Wyrok dożywotniego więzienia wymierzył mu sąd w Koszalinie. 47-letni Mariusz G. odpowiadał że zabójstwo trzech kobiet. Podczas odczytywania wyroku nie było go na sali sądowej.
"Krwawy Tulipan" usłyszał łącznie 19 zarzutów, ale przyznał się jedynie do 9 z nich. Na sali rozpraw potwierdził, że zabijał, natomiast zaprzeczył, że kierowała nim chęć zysku.
Dziś oskarżony nie pojawił się w Sądzie Okręgowym w Koszalinie, natomiast przewodnicząca składu sędziowskiego Anna Rutecka-Jankowska skazała go na karę dożywotniego więzienia.
- Sąd nie miał wątpliwości, że motywem trzech zbrodni, których dopuścił się oskarżony, był cel majątkowy, który wypełnia pojęcie motywacji zasługujących na szczególne potępienie.
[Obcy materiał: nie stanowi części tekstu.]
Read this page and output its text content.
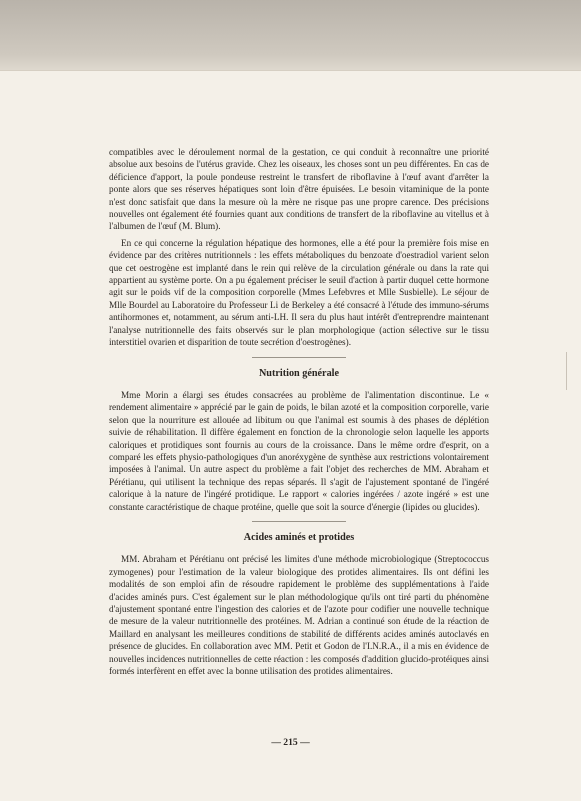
compatibles avec le déroulement normal de la gestation, ce qui conduit à reconnaître une priorité absolue aux besoins de l'utérus gravide. Chez les oiseaux, les choses sont un peu différentes. En cas de déficience d'apport, la poule pondeuse restreint le transfert de riboflavine à l'œuf avant d'arrêter la ponte alors que ses réserves hépatiques sont loin d'être épuisées. Le besoin vitaminique de la ponte n'est donc satisfait que dans la mesure où la mère ne risque pas une propre carence. Des précisions nouvelles ont également été fournies quant aux conditions de transfert de la riboflavine au vitellus et à l'albumen de l'œuf (M. Blum).

En ce qui concerne la régulation hépatique des hormones, elle a été pour la première fois mise en évidence par des critères nutritionnels : les effets métaboliques du benzoate d'oestradiol varient selon que cet oestrogène est implanté dans le rein qui relève de la circulation générale ou dans la rate qui appartient au système porte. On a pu également préciser le seuil d'action à partir duquel cette hormone agit sur le poids vif de la composition corporelle (Mmes Lefebvres et Mlle Susbielle). Le séjour de Mlle Bourdel au Laboratoire du Professeur Li de Berkeley a été consacré à l'étude des immuno-sérums antihormones et, notamment, au sérum anti-LH. Il sera du plus haut intérêt d'entreprendre maintenant l'analyse nutritionnelle des faits observés sur le plan morphologique (action sélective sur le tissu interstitiel ovarien et disparition de toute secrétion d'oestrogènes).

Nutrition générale

Mme Morin a élargi ses études consacrées au problème de l'alimentation discontinue. Le « rendement alimentaire » apprécié par le gain de poids, le bilan azoté et la composition corporelle, varie selon que la nourriture est allouée ad libitum ou que l'animal est soumis à des phases de déplétion suivie de réhabilitation. Il diffère également en fonction de la chronologie selon laquelle les apports caloriques et protidiques sont fournis au cours de la croissance. Dans le même ordre d'esprit, on a comparé les effets physio-pathologiques d'un anoréxygène de synthèse aux restrictions volontairement imposées à l'animal. Un autre aspect du problème a fait l'objet des recherches de MM. Abraham et Pérétianu, qui utilisent la technique des repas séparés. Il s'agit de l'ajustement spontané de l'ingéré calorique à la nature de l'ingéré protidique. Le rapport « calories ingérées / azote ingéré » est une constante caractéristique de chaque protéine, quelle que soit la source d'énergie (lipides ou glucides).

Acides aminés et protides

MM. Abraham et Pérétianu ont précisé les limites d'une méthode microbiologique (Streptococcus zymogenes) pour l'estimation de la valeur biologique des protides alimentaires. Ils ont défini les modalités de son emploi afin de résoudre rapidement le problème des supplémentations à l'aide d'acides aminés purs. C'est également sur le plan méthodologique qu'ils ont tiré parti du phénomène d'ajustement spontané entre l'ingestion des calories et de l'azote pour codifier une nouvelle technique de mesure de la valeur nutritionnelle des protéines. M. Adrian a continué son étude de la réaction de Maillard en analysant les meilleures conditions de stabilité de différents acides aminés autoclavés en présence de glucides. En collaboration avec MM. Petit et Godon de l'I.N.R.A., il a mis en évidence de nouvelles incidences nutritionnelles de cette réaction : les composés d'addition glucido-protéiques ainsi formés interfèrent en effet avec la bonne utilisation des protides alimentaires.

— 215 —
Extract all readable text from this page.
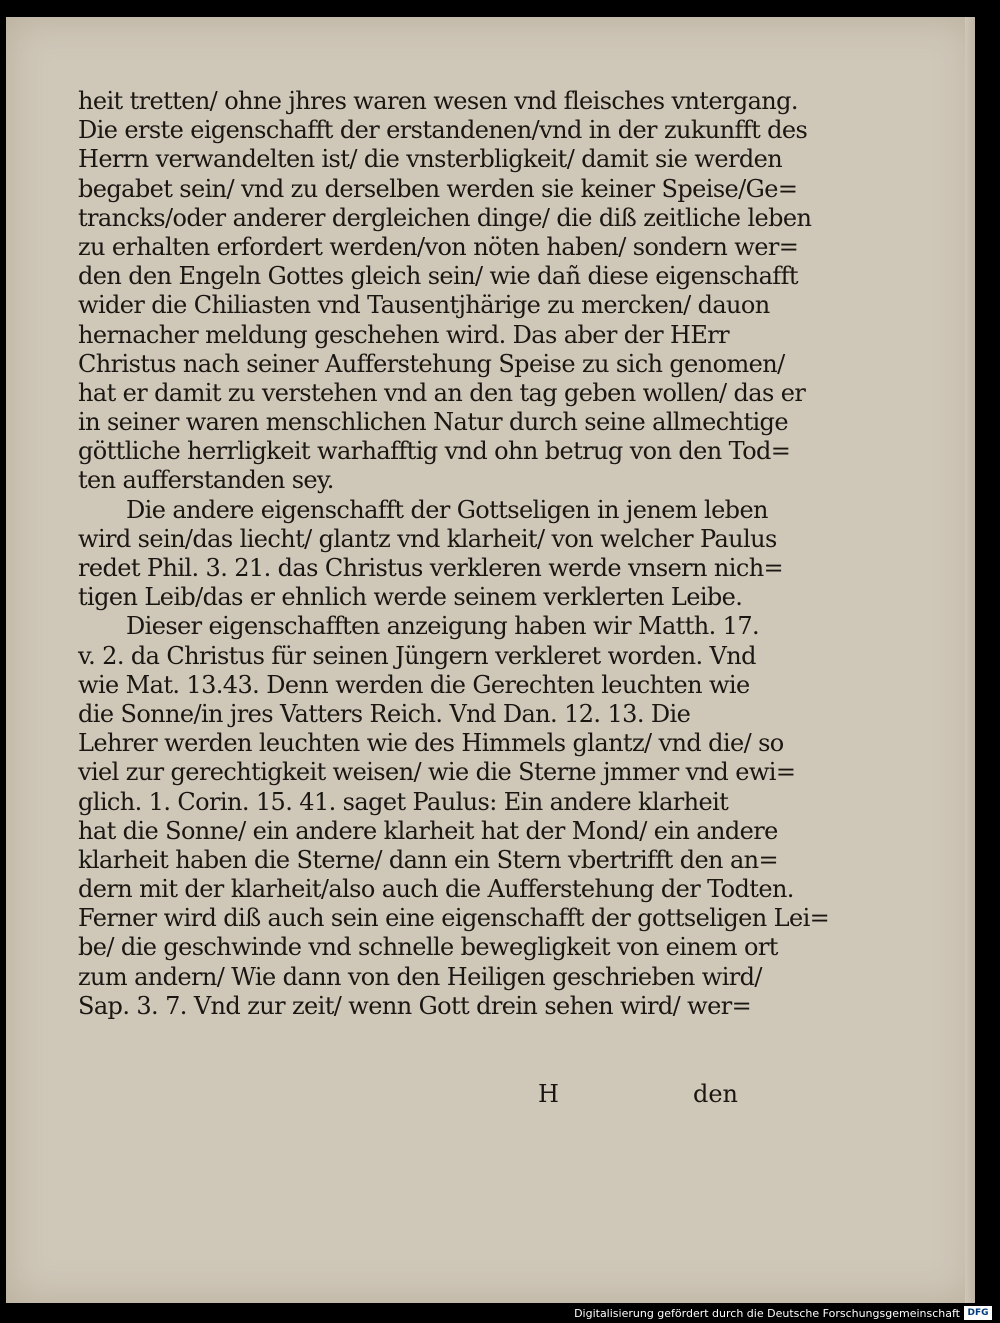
heit tretten/ ohne jhres waren wesen vnd fleisches vntergang.
Die erste eigenschafft der erstandenen/vnd in der zukunfft des
Herrn verwandelten ist/ die vnsterbligkeit/ damit sie werden
begabet sein/ vnd zu derselben werden sie keiner Speise/Ge=
trancks/oder anderer dergleichen dinge/ die diß zeitliche leben
zu erhalten erfordert werden/von nöten haben/ sondern wer=
den den Engeln Gottes gleich sein/ wie dañ diese eigenschafft
wider die Chiliasten vnd Tausentjhärige zu mercken/ dauon
hernacher meldung geschehen wird. Das aber der HErr
Christus nach seiner Aufferstehung Speise zu sich genomen/
hat er damit zu verstehen vnd an den tag geben wollen/ das er
in seiner waren menschlichen Natur durch seine allmechtige
göttliche herrligkeit warhafftig vnd ohn betrug von den Tod=
ten aufferstanden sey.
Die andere eigenschafft der Gottseligen in jenem leben
wird sein/das liecht/ glantz vnd klarheit/ von welcher Paulus
redet Phil. 3. 21. das Christus verkleren werde vnsern nich=
tigen Leib/das er ehnlich werde seinem verklerten Leibe.
Dieser eigenschafften anzeigung haben wir Matth. 17.
v. 2. da Christus für seinen Jüngern verkleret worden. Vnd
wie Mat. 13.43. Denn werden die Gerechten leuchten wie
die Sonne/in jres Vatters Reich. Vnd Dan. 12. 13. Die
Lehrer werden leuchten wie des Himmels glantz/ vnd die/ so
viel zur gerechtigkeit weisen/ wie die Sterne jmmer vnd ewi=
glich. 1. Corin. 15. 41. saget Paulus: Ein andere klarheit
hat die Sonne/ ein andere klarheit hat der Mond/ ein andere
klarheit haben die Sterne/ dann ein Stern vbertrifft den an=
dern mit der klarheit/also auch die Aufferstehung der Todten.
Ferner wird diß auch sein eine eigenschafft der gottseligen Lei=
be/ die geschwinde vnd schnelle bewegligkeit von einem ort
zum andern/ Wie dann von den Heiligen geschrieben wird/
Sap. 3. 7. Vnd zur zeit/ wenn Gott drein sehen wird/ wer=
H	den
Digitalisierung gefördert durch die Deutsche Forschungsgemeinschaft DFG
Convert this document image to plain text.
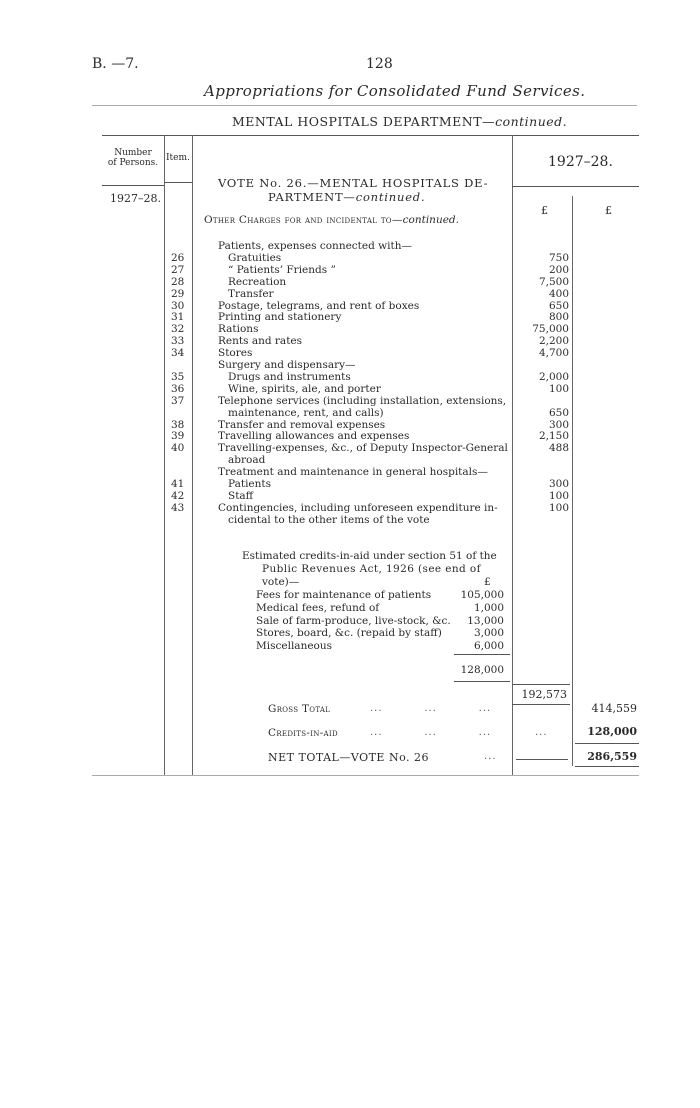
B. —7.	128
Appropriations for Consolidated Fund Services.
MENTAL HOSPITALS DEPARTMENT—continued.
Number
of Persons. Item.	1927–28.
1927–28.
£	£
VOTE No. 26.—MENTAL HOSPITALS DE-
PARTMENT—continued.
Other Charges for and incidental to—continued.
Patients, expenses connected with—
26	Gratuities	750
27	“ Patients’ Friends ”	200
28	Recreation	7,500
29	Transfer	400
30	Postage, telegrams, and rent of boxes	650
31	Printing and stationery	800
32	Rations	75,000
33	Rents and rates	2,200
34	Stores	4,700
Surgery and dispensary—
35	Drugs and instruments	2,000
36	Wine, spirits, ale, and porter	100
37	Telephone services (including installation, extensions,
maintenance, rent, and calls)	650
38	Transfer and removal expenses	300
39	Travelling allowances and expenses	2,150
40	Travelling-expenses, &c., of Deputy Inspector-General	488
abroad
Treatment and maintenance in general hospitals—
41	Patients	300
42	Staff	100
43	Contingencies, including unforeseen expenditure in-	100
cidental to the other items of the vote
Estimated credits-in-aid under section 51 of the
Public Revenues Act, 1926 (see end of
vote)—	£
Fees for maintenance of patients	105,000
Medical fees, refund of	1,000
Sale of farm-produce, live-stock, &c.	13,000
Stores, board, &c. (repaid by staff)	3,000
Miscellaneous	6,000
128,000
192,573
Gross Total	...          ...          ...	414,559
Credits-in-aid	...          ...          ...	...	128,000
NET TOTAL—VOTE No. 26	...	286,559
Jest to wypadek krańcowo naganny. Wprowadzał ofiary w psychologiczny rewir swojego działania, manipulował nimi, zdobywał ich zaufanie, po czym na zimno, w zaplanowany sposób, brutalnie pozbawiał ich życia - powiedziała Rutecka-Jankowska.
Wyroki skazujące usłyszały również cztery inne współoskarżone w tym procesie osoby, które pomagały mordercy tuszować zbrodnie i przejmować majątki ofiar. Sąd skazał je na kary od 18 miesięcy do czterech lat więzienia.
Proces Mariusza G. ruszył w październiku 2021 roku. Wyrok nie jest prawomocny.